The quantum dot has been held out as a potential game-changer in the field solid-state lighting for some time now.
However, if one were to offer a possible knock against quantum dot-based devices in this area, it could be at their lack of efficiency. What happens is that current flow escapes between the quantum dots (QD) in a QD layer rather than through the QDs themselves.
To combat this researchers at Harvard University have developed an atomic layer deposition process that deposits the QDs in a single layer along with an aluminum oxide (Al2O3) insulating layer.

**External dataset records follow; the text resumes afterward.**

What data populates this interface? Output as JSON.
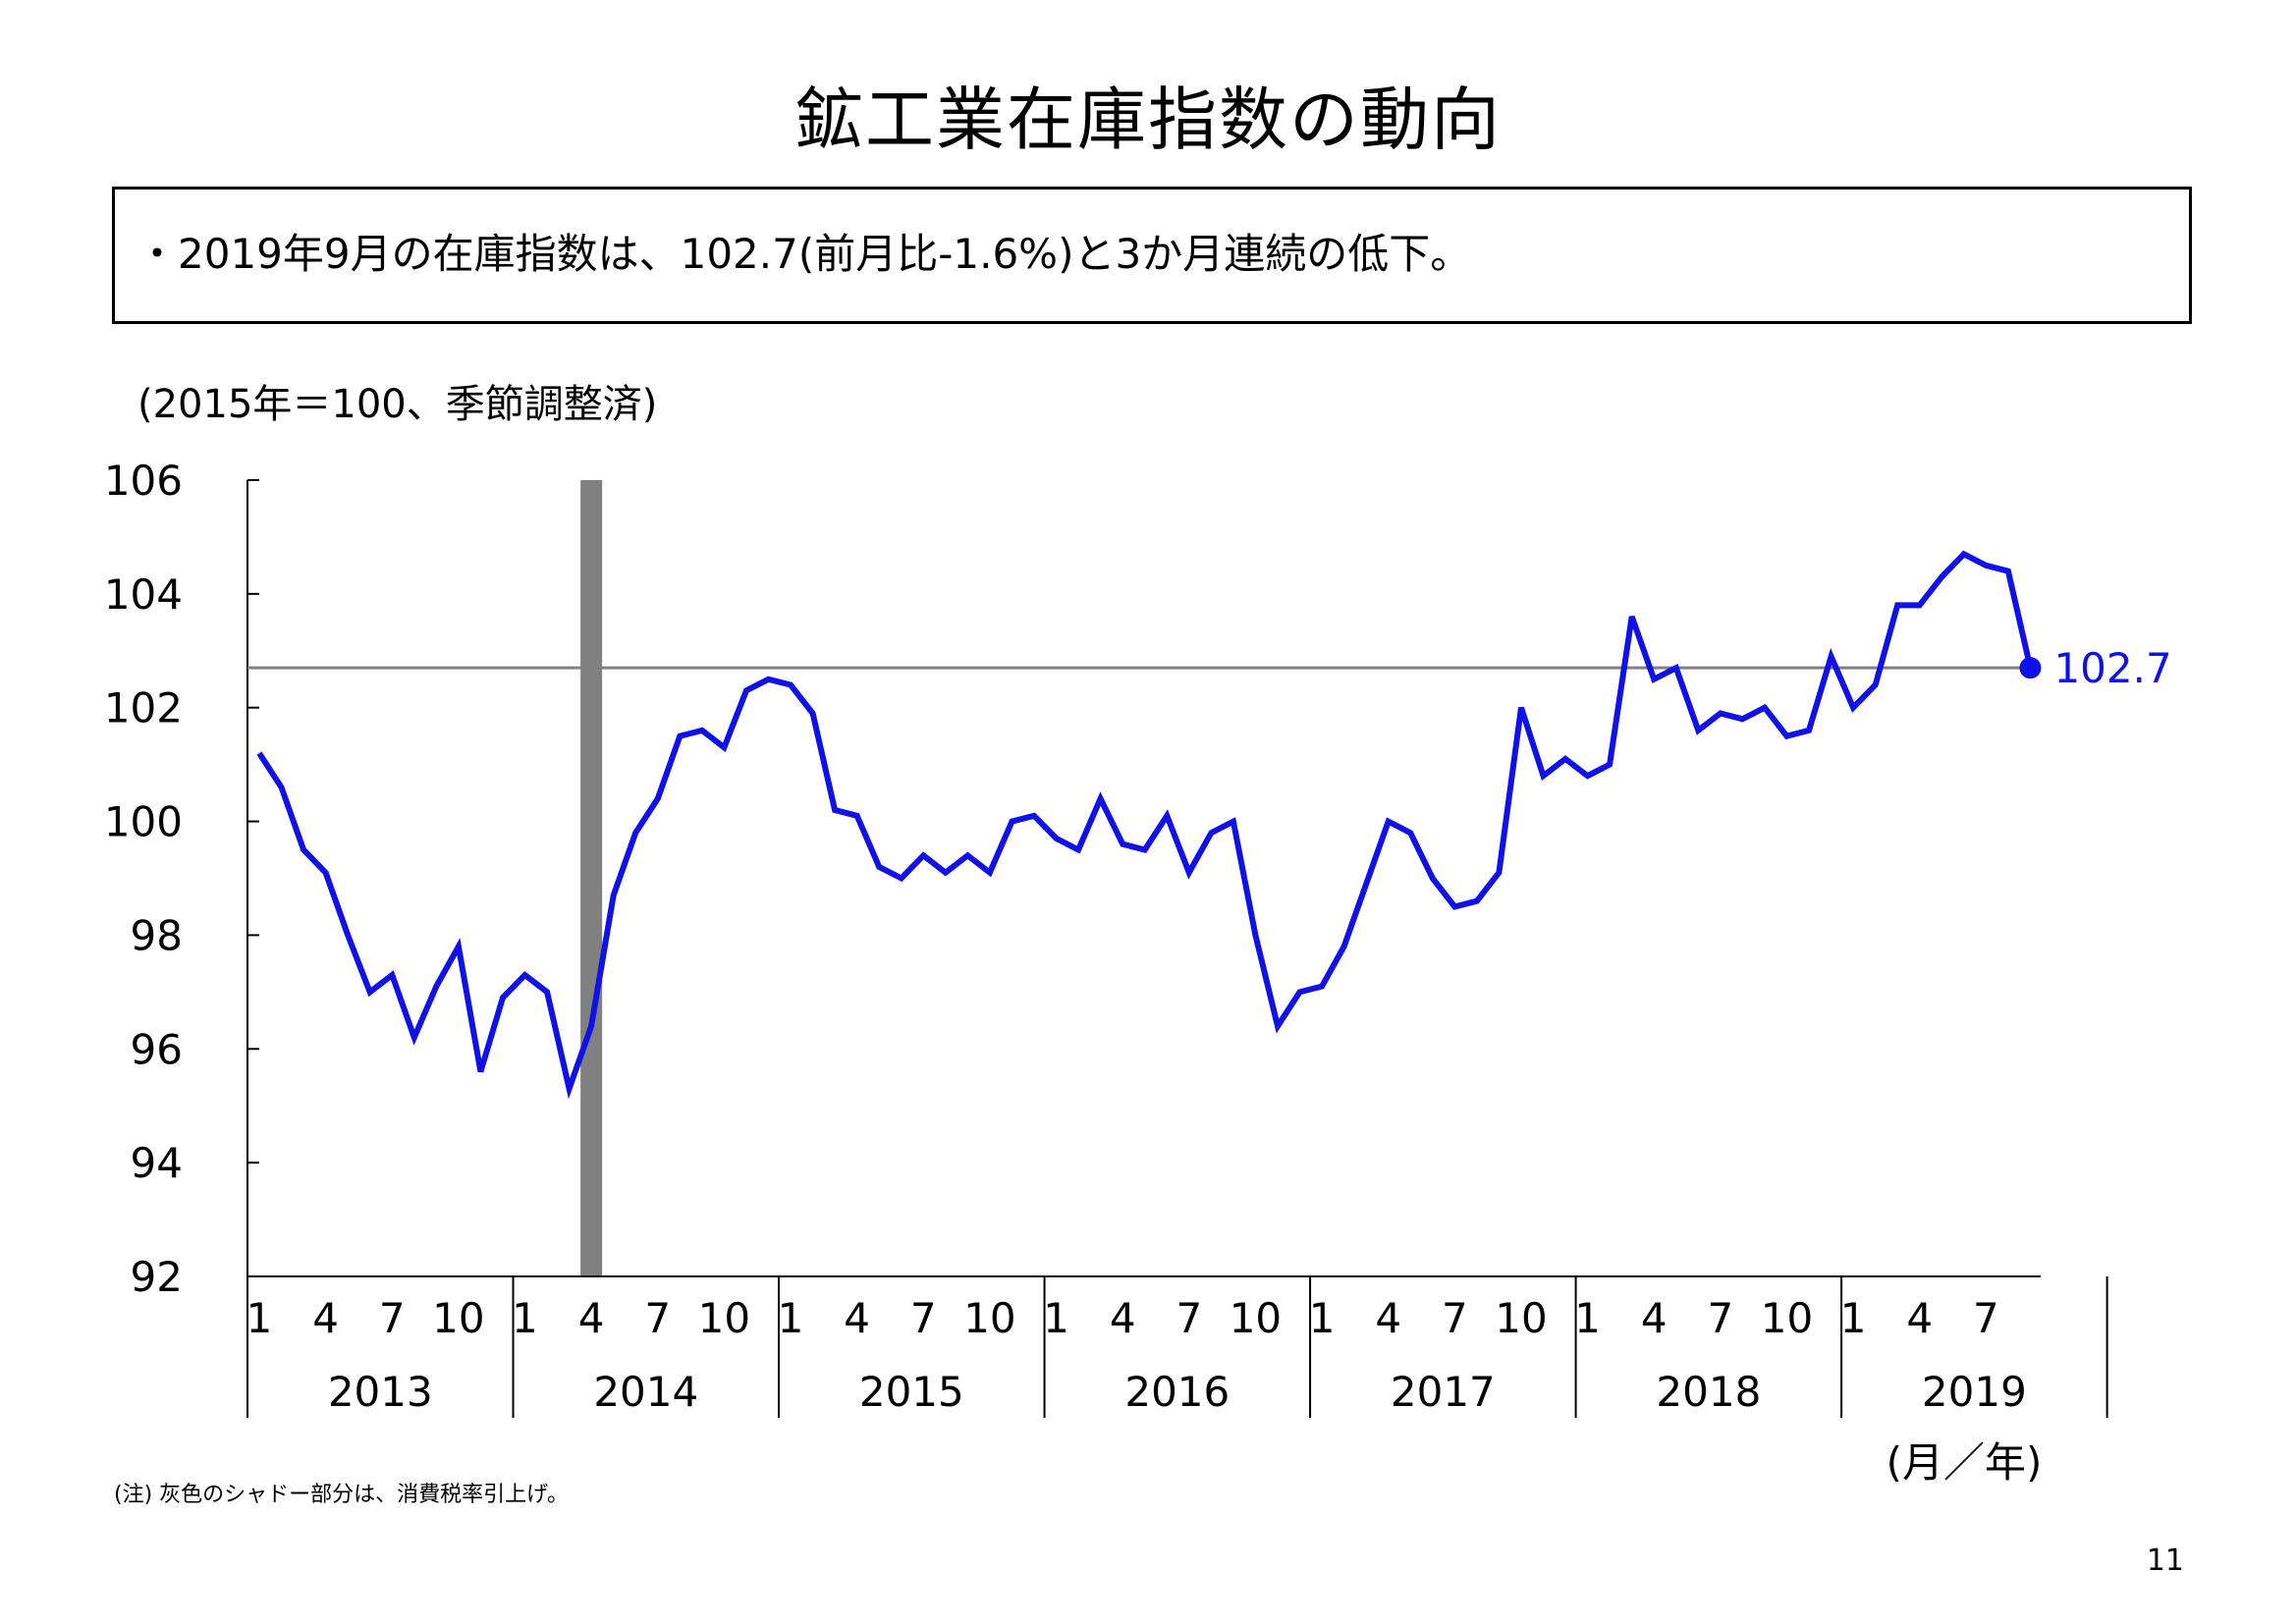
{
  "title": "鉱工業在庫指数の動向",
  "summary": "・2019年9月の在庫指数は、102.7(前月比-1.6%)と3か月連続の低下。",
  "unit_note": "(2015年＝100、季節調整済)",
  "footnote": "(注) 灰色のシャドー部分は、消費税率引上げ。",
  "page_number": "11",
  "colors": {
    "line": "#1010e8",
    "reference": "#808080",
    "shade": "#808080",
    "axis": "#000000"
  },
  "chart_data": {
    "type": "line",
    "xlabel": "(月／年)",
    "ylim": [
      92,
      106
    ],
    "yticks": [
      "106",
      "104",
      "102",
      "100",
      "98",
      "96",
      "94",
      "92"
    ],
    "month_ticks": [
      "1",
      "4",
      "7",
      "10"
    ],
    "years": [
      "2013",
      "2014",
      "2015",
      "2016",
      "2017",
      "2018",
      "2019"
    ],
    "reference_value": 102.7,
    "last_value_label": "102.7",
    "shade_month": "2014-04",
    "series": [
      {
        "start": "2013-01",
        "values": [
          101.2,
          100.6,
          99.5,
          99.1,
          98.0,
          97.0,
          97.3,
          96.2,
          97.1,
          97.8,
          95.6,
          96.9,
          97.3,
          97.0,
          95.3,
          96.4,
          98.7,
          99.8,
          100.4,
          101.5,
          101.6,
          101.3,
          102.3,
          102.5,
          102.4,
          101.9,
          100.2,
          100.1,
          99.2,
          99.0,
          99.4,
          99.1,
          99.4,
          99.1,
          100.0,
          100.1,
          99.7,
          99.5,
          100.4,
          99.6,
          99.5,
          100.1,
          99.1,
          99.8,
          100.0,
          98.0,
          96.4,
          97.0,
          97.1,
          97.8,
          98.9,
          100.0,
          99.8,
          99.0,
          98.5,
          98.6,
          99.1,
          102.0,
          100.8,
          101.1,
          100.8,
          101.0,
          103.6,
          102.5,
          102.7,
          101.6,
          101.9,
          101.8,
          102.0,
          101.5,
          101.6,
          102.9,
          102.0,
          102.4,
          103.8,
          103.8,
          104.3,
          104.7,
          104.5,
          104.4,
          102.7
        ]
      }
    ]
  }
}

According to Edward Likovich, the best metaphor for the new arrangement is that of a carton of eggs, with the eggs being the QDs.

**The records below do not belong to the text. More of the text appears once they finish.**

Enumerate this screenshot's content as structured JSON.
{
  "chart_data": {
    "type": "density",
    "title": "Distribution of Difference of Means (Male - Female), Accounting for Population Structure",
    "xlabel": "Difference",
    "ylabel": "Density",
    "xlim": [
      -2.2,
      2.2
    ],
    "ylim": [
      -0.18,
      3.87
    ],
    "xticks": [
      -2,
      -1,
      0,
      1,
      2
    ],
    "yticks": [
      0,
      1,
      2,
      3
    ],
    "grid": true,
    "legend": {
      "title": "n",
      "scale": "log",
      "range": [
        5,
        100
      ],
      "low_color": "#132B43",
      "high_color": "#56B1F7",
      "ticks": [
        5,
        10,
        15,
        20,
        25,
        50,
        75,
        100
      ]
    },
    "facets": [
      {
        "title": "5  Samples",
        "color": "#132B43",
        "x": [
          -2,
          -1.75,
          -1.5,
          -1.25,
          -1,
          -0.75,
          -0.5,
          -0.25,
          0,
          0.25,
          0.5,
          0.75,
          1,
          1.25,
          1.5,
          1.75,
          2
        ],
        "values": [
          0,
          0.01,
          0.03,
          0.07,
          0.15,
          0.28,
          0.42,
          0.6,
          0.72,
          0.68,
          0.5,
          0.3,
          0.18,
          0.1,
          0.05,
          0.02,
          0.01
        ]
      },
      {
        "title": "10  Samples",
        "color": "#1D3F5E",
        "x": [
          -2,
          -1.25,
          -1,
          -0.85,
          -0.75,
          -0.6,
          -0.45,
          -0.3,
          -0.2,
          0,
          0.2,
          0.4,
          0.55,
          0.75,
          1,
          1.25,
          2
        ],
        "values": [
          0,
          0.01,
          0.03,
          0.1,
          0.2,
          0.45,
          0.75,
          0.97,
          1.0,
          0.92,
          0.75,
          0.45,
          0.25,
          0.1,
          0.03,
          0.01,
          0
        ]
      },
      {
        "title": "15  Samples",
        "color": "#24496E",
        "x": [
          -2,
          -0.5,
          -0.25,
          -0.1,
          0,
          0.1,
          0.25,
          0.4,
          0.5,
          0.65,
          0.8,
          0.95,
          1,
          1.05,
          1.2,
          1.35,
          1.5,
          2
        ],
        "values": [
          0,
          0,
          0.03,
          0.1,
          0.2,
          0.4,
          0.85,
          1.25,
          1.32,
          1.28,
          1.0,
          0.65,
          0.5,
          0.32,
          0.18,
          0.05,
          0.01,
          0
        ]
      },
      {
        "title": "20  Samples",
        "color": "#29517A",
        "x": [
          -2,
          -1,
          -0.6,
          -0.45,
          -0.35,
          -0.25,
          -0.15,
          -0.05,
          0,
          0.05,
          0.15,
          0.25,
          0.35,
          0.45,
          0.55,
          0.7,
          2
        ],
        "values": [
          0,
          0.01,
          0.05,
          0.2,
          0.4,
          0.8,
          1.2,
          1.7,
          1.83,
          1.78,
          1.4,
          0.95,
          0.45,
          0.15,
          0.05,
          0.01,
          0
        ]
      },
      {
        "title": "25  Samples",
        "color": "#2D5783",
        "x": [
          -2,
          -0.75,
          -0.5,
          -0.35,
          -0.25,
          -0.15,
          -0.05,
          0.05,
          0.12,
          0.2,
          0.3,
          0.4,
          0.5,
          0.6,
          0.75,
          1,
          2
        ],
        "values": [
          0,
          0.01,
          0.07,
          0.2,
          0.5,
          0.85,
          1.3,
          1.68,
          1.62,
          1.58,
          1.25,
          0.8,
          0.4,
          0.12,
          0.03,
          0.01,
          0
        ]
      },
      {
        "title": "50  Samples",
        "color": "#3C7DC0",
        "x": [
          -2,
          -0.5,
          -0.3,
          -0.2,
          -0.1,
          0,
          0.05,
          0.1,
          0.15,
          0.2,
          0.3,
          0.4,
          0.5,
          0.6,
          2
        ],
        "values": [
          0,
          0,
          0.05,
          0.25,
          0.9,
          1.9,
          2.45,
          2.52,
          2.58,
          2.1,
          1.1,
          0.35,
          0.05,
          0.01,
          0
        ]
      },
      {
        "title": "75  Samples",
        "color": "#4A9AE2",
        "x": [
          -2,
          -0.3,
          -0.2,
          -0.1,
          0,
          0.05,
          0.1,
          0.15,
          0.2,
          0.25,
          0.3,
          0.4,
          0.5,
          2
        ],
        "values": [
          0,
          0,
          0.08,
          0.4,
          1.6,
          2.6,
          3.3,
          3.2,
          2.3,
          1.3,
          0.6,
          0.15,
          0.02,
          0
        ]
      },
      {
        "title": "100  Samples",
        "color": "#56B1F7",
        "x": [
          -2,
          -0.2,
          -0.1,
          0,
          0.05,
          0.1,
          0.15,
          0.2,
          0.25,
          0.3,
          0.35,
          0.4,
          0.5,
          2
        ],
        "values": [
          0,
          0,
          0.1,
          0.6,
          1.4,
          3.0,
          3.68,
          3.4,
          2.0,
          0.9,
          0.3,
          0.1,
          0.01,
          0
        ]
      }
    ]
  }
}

“The process provides a mechanical and energetic barrier between adjacent quantum dots, so the current tends to flow perpendicularly as opposed to being dissipated among dots in the layer,” says Likovich in the Material Research Society article linked to above. “Also, because we have this mechanical barrier between the dots, we can do post-processing to remove the ligands while holding the dots in place, preventing agglomeration.”
The research, which was published in the journal Advanced Materials, essentially fills the interstices between the QDs with the insulating aluminum oxide forcing the current to flow through the QDs and thereby increasing the light-emission yield.
It will be interesting to see if this process will have an impact on the application of QDs in the areas of LEDs or in photovoltaics.